Dona Alice sempre viajou, mas raramente sozinha. Suas viagens aconteciam geralmente com meu pai, com alguma amiga ou em grandes grupos. A primeira vez que teve que viajar completamente sozinha foi para a minha formatura do mestrado, em Berkeley, na Califórnia. Meu pai não poderia participar, ela viria sozinha. E quando liguei para ela para acertar os detalhes, o que havia em sua voz não era entusiasmo - era preocupação, o que para mim era incompreensível. Aos 23 anos, numa época em que tudo era mais longe, mais demorado e mais complicado, ela havia feito o mais difícil. Como uma simples viagem solo podia ser motivo para tanto medo?
Para tranquilizá-la, disse: "Mãe, o pior que pode acontecer se você se perder é conhecer um lugar novo. E isso nem pode ser considerado ruim, vai". Com esse novo lema na cabeça, ela fez a escala em Nova York direitinho e chegou em San Francisco inteira, sã e salva. Mesmo assim, o medo estava sempre presente quando tinha que viajar sozinha.
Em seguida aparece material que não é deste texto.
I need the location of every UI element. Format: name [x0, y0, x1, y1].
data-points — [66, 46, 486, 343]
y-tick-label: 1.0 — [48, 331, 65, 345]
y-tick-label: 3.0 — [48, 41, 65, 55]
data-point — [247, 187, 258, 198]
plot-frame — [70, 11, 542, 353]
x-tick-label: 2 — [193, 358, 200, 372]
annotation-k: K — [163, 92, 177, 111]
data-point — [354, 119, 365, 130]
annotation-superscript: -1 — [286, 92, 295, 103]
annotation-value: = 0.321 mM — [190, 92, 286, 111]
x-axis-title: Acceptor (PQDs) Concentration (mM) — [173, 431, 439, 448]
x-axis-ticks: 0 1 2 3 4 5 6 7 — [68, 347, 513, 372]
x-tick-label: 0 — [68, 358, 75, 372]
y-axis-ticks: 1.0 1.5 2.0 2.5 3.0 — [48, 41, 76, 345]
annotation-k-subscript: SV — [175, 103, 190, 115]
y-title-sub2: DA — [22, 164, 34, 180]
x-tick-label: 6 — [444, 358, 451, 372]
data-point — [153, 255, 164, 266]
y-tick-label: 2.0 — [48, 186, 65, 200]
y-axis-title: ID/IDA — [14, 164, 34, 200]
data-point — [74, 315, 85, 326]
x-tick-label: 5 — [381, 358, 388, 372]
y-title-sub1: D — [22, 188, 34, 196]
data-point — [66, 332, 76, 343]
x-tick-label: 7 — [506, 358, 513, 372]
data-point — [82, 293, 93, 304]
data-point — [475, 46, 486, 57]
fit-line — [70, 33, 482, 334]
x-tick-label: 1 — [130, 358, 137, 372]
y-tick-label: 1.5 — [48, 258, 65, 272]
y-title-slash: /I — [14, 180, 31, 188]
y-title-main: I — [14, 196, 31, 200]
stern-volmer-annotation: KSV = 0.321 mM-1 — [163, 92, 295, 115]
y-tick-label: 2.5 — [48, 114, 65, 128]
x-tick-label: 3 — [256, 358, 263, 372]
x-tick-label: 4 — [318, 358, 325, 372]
Essa preocupação foi completamente resolvida há um mês, quando meu irmão foi deixá-la no aeroporto de Guarulhos para que ela embarcasse para a China. Na conversa durante o caminho para o aeroporto percebeu que o medo de dona Alice era de não saber o que fazer primeiro, de não achar a informação para o próximo passo. Alguém sempre havia orientado para onde ir, o que fazer, que documentos mostrar, em qual portão embarcar. Era hora de ela aprender sozinha.
Chegaram no saguão e dona Alice ficou esperando que ele mostrasse o caminho.
- "E agora, mãe, para onde vamos?"
- "Não sei. Você não sabe?"
- "Mãe, o que a gente tem que fazer agora? Não é o check-in?
- "É."
- "Então, temos que procurar o guichê da companhia aérea. De que companhia você vai?"
- "De Swiss."
- "E onde é o guichê da Swiss?"
- "Não sei."
E a partir desse diálogo, minha mãe teve um curso intensivo sobre o bê-á-bá das viagens: aprendeu onde encontrar o guichê da companhia aérea, como fazer o check-in, onde embarcar, que cartão mostrar, como procurar o portão, como saber se o voo estava no horário.
- "Mãe, o segredo no aeroporto é olhar para cima. As placas e os monitores é que vão te mostrar para onde você tem que ir".
E foi olhando para cima que dona Alice desbravou sozinha o aeroporto de Guarulhos, prestando atenção em tudo, como se nunca tivesse estado lá. Foi olhando para cima que ela embarcou sem maiores incidentes de Hong Kong para a Suíça, e da Suíça para o Brasil. E ao descobrir a independência que vem com saber seu próprio caminho, sucumbiu também à mochila, que por muito tempo relutou em carregar porque não combinava com seu visual. Hoje, ela é adepta da mochila como uma adolescente, porque "é bem mais prático de carregar".
Dona Alice chegou essa semana de sua viagem. Enquanto desfazia suas malas, ia contando suas peripécias e as novidades de seu lado da família. E quando já estava quase no fim da contação de histórias, declarou, radiante, que adorava viajar e que agora estava pronta para desbravar o mundo sozinha.
- "É tão fácil, né? É só olhar para cima e seguir as placas. E se eu me perder, eu conheço um lugar novo!"
Dona Alice é o sonho de qualquer professor.